Similar to human beings confined to their own eyes to view the same things, beardies close their eyes to allow the eyes to be focused on the same objects. The animal usually does this when it is chasing its prey. You should notice this characteristic when feeding the beardie as it wants more clarity in the foods it is consuming.

Do Humans Have a Pineal Eye?

Though humans have a pineal gland, they do not have a third eye, unlike a bearded dragon. However, this pineal gland was once known as ‘the third eye’. Just like in bearded dragons, there is a small pine cone-shaped gland that is found in the middle of the two brain hemispheres in the epithalamus. And its purpose is the same: it secretes melatonin and regulates the internal clock.
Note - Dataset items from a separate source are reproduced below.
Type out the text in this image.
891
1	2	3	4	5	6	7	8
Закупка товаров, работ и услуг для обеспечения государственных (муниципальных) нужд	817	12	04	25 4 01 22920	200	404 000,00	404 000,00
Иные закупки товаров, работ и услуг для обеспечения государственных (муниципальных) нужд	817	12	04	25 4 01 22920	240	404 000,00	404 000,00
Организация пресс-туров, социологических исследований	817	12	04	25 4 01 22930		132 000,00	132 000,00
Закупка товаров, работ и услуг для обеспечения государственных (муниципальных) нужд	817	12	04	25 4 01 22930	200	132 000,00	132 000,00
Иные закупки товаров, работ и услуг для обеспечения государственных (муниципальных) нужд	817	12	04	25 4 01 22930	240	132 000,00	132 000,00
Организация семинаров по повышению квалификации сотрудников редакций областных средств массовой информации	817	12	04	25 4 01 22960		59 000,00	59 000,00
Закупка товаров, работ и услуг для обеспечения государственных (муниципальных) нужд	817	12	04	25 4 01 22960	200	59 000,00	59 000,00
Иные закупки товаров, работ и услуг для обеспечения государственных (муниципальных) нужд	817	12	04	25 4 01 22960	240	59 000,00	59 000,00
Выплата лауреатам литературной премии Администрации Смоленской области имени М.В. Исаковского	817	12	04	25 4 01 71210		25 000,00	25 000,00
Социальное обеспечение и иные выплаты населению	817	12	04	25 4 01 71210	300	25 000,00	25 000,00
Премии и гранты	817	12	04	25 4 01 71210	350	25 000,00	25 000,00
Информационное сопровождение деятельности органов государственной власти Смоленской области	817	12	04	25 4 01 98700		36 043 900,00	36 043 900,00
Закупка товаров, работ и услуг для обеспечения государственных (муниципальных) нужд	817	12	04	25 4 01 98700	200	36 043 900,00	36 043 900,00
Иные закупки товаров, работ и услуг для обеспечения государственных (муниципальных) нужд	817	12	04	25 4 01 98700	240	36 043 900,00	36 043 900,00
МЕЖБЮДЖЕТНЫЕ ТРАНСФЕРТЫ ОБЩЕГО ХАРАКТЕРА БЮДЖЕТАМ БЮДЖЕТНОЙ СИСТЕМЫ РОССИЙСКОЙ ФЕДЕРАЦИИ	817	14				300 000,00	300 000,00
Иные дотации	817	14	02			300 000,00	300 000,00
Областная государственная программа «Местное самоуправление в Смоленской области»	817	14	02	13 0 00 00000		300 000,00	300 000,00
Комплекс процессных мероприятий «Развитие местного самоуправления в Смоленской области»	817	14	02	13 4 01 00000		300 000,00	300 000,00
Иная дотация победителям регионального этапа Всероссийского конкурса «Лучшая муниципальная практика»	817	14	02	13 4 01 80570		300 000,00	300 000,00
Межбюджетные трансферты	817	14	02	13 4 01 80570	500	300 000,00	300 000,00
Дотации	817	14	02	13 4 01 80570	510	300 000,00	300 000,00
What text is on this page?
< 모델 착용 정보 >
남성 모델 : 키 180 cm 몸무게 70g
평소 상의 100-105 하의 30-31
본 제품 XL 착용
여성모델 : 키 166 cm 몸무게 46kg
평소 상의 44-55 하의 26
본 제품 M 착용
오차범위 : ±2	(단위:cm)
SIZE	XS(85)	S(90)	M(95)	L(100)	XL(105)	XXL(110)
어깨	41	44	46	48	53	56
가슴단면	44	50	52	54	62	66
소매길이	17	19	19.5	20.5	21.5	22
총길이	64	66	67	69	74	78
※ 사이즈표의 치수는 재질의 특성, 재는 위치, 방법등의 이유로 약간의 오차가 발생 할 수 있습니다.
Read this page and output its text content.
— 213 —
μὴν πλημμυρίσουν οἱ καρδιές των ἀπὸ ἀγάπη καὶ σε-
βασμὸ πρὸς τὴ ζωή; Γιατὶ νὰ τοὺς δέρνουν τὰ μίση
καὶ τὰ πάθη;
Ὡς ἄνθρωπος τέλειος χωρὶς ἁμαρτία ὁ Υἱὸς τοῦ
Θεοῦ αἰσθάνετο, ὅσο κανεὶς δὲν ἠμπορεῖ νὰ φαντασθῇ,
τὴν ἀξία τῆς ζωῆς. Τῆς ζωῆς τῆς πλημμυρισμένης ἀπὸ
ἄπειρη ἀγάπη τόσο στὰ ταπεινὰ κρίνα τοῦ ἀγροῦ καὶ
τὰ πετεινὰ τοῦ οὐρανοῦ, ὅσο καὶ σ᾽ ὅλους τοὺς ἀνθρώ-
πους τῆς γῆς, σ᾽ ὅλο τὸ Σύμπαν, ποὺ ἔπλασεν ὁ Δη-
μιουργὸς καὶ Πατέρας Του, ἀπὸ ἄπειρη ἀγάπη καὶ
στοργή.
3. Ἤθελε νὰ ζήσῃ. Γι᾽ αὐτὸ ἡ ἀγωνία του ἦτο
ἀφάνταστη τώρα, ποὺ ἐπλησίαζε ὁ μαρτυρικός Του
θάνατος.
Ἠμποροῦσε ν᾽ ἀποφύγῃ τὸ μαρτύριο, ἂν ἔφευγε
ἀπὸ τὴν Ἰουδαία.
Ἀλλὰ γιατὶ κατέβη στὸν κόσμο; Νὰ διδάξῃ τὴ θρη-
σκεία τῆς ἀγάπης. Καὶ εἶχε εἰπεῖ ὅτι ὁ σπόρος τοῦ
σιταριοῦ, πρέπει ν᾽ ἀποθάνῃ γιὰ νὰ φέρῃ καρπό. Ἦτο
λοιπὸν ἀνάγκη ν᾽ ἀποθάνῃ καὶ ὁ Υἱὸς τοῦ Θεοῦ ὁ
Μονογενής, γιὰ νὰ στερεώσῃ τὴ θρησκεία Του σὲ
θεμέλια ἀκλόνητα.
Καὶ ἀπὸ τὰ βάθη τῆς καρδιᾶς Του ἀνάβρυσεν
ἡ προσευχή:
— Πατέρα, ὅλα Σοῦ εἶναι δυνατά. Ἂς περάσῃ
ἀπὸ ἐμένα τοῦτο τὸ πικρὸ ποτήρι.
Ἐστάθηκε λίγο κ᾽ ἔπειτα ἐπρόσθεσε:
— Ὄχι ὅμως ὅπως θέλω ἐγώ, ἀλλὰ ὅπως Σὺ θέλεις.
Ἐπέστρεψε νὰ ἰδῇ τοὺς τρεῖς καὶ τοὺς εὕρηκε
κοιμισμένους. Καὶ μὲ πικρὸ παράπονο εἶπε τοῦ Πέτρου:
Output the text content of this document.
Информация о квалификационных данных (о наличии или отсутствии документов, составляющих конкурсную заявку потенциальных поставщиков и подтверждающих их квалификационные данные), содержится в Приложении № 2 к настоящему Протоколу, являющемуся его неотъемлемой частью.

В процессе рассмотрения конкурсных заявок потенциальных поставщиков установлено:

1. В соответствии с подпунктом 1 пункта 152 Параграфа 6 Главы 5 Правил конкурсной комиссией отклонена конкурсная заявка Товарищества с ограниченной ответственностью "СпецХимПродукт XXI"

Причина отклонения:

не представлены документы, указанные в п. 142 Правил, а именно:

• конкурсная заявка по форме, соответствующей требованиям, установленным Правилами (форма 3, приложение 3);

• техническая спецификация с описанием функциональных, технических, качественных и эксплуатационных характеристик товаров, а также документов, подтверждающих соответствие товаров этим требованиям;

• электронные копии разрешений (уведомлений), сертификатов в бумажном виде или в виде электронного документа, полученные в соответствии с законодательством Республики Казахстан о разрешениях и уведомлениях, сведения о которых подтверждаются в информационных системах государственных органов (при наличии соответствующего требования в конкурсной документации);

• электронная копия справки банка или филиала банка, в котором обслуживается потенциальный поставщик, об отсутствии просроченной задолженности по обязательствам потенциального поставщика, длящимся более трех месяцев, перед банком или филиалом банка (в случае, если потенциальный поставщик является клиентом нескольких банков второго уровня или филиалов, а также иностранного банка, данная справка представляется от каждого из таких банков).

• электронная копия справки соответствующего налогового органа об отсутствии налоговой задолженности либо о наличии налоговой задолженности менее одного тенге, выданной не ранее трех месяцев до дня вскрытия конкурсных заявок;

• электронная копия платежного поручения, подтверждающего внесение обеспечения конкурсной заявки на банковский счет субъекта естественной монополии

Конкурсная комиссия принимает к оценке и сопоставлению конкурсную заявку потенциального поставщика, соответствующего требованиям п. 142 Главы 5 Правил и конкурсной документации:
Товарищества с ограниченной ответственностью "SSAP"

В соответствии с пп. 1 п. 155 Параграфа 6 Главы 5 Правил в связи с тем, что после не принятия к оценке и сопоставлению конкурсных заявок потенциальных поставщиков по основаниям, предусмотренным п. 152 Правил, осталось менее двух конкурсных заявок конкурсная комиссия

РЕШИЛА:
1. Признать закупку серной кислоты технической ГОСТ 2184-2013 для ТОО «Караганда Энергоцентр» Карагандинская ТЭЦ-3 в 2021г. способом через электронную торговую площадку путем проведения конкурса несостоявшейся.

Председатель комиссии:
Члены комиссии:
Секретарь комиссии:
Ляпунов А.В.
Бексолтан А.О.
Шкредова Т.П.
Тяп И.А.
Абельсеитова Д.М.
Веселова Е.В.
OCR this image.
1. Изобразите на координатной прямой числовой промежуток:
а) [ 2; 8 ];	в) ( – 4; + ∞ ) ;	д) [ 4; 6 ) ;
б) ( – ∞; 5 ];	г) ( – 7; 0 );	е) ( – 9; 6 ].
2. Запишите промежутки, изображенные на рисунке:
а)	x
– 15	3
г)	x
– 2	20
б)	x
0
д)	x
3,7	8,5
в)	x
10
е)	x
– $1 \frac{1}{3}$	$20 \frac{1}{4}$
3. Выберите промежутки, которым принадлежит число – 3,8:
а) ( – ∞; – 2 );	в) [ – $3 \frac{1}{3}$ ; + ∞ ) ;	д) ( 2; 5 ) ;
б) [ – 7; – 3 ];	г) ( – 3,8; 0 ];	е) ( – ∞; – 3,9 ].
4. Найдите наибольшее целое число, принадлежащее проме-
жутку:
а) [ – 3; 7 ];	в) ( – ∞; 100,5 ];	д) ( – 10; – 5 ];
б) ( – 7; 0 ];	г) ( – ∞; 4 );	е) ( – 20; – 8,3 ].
Final Thoughts on Bearded Dragon Third Eye

Unlike humans and other mammals, bearded dragons have a third eye. The third eye called the pineal eye or parietal eye is present in every bearded dragon and appears as a grey dot or tiny spot on its head.

Bearded dragons once had a fourth eye too, but this merged with the third as the species evolved. This grey dot is able to sense light but it doesn’t see actual images nor anything on a precise scale.

Because bearded dragons are diurnal lizards, looking after this grey spot is essential to their good health. These cold-blooded animals need direct sunlight and their third eye detects this and helps them have a proper sleep cycle and wake cycle.

For this reason, it’s important to emulate their natural habitat in captivity. Their biological functions depend on adequate UVB lights at a proper distance. Erratic lighting will disturb their sleep cycles as well as their body temperature.

So, now you know, bearded dragons have a third eye so you can ensure you look after your beloved beardie well to protect this area.